If the eye is blind to light and painful, then removal should be considered. Evisceration is thought to carry a risk of sympathetic ophthalmia, but there is little evidence to support this. Evisceration may be more appropriate (for non-malignant conditions) in developing countries, because the procedure is simpler than enucleation, the results offer better cosmetic results and there is less danger of systemic infection if the eye is infected. It can also be performed under local anaesthesia.
In summary
Managing ophthalmic trauma is challenging. Clinical and surgical skills and equipment vary from place to place and country to country so that the management of serious eye injury requires a variety of alternative strategies. In principle, if a health care worker can diagnose and treat a condition and recognise the complications, then he or she can manage that case.

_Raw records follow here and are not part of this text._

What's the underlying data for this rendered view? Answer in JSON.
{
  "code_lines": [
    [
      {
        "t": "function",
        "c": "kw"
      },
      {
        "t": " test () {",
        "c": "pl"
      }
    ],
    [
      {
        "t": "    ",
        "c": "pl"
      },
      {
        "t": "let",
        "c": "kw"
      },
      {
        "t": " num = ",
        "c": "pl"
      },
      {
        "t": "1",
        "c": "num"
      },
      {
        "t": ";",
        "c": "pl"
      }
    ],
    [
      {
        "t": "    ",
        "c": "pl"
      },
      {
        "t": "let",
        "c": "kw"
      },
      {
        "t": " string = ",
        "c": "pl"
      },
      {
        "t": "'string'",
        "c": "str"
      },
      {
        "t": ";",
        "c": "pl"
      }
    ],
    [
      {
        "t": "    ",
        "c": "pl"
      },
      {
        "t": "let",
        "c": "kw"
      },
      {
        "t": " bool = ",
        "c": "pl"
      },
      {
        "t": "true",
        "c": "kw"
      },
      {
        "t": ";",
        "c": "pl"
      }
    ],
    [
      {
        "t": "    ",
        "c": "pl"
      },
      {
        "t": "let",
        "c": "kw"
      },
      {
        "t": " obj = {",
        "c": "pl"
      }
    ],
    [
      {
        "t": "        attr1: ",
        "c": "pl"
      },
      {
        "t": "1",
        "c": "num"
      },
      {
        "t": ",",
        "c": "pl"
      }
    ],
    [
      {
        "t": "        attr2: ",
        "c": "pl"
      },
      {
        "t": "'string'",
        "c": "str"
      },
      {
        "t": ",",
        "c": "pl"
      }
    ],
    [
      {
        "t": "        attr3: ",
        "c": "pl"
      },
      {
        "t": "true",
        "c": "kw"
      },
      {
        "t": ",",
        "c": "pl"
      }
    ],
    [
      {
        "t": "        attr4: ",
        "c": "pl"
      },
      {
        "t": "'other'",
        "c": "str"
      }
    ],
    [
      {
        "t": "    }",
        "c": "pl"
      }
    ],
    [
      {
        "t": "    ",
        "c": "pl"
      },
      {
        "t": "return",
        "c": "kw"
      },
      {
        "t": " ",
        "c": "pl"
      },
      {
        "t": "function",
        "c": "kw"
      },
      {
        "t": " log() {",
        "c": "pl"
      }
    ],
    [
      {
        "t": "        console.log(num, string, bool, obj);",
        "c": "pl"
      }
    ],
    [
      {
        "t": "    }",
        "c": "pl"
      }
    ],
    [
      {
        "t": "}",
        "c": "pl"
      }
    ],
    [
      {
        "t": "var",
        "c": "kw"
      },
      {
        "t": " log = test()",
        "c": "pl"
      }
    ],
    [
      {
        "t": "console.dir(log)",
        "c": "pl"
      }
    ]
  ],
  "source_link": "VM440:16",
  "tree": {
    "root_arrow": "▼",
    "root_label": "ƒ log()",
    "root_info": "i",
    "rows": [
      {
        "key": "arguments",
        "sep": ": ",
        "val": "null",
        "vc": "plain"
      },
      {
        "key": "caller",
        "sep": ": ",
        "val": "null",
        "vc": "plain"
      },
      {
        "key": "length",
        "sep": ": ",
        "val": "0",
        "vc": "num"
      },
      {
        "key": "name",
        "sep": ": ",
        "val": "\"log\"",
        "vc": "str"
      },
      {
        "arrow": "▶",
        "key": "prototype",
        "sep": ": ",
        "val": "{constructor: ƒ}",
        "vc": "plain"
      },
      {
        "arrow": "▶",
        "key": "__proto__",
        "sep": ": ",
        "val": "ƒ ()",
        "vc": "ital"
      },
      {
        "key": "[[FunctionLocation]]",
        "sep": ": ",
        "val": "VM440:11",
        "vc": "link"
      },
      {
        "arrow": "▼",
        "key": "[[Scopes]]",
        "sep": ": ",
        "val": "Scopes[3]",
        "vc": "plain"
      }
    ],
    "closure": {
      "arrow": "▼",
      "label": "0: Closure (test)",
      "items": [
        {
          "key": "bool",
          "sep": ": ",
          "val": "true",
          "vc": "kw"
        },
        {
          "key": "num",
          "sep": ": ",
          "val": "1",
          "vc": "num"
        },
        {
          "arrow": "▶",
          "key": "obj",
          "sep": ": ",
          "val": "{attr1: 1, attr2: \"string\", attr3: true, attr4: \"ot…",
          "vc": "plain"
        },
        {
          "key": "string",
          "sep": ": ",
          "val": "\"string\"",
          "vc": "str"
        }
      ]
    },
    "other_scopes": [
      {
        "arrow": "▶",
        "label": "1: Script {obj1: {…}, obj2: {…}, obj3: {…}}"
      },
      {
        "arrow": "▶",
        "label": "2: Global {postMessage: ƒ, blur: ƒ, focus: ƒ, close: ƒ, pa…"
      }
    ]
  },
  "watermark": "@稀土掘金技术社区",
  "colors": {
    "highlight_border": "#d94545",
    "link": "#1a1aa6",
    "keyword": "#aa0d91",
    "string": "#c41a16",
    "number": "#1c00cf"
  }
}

Corneal abrasions, conjunctival, tarsal, superficial corneal foreign bodies and small lid lacerations not involving the lid margins, can be managed by ophthalmic nurses and general practitioners. Injuries such as deep corneal foreign bodies and large hyphaemas should be managed in centres where slit lamp examinations can be performed and intraocular pressure (IOP) can be measured. Open globe injuries, lid lacerations involving the lid margin or canaliculi, blow out fractures with diplopia in the primary position and any potential intraocular foreign body should be referred to a well equipped eye care centre.
The commonest pitfalls in dealing with ocular trauma are:
missed tarsal foreign bodies (Figure 7)
missed intraocular foreign bodies
confusing corneal ulcers with abrasions
missed scleral lacerations and ruptures
missed cranial injuries in sharp orbital trauma (Figures 8 & 9).
This editorial lays out guidelines on the assessment and management of trauma to the eye. Practitioners may manage patients differently according to the availability of equipment, skills, finances and transport.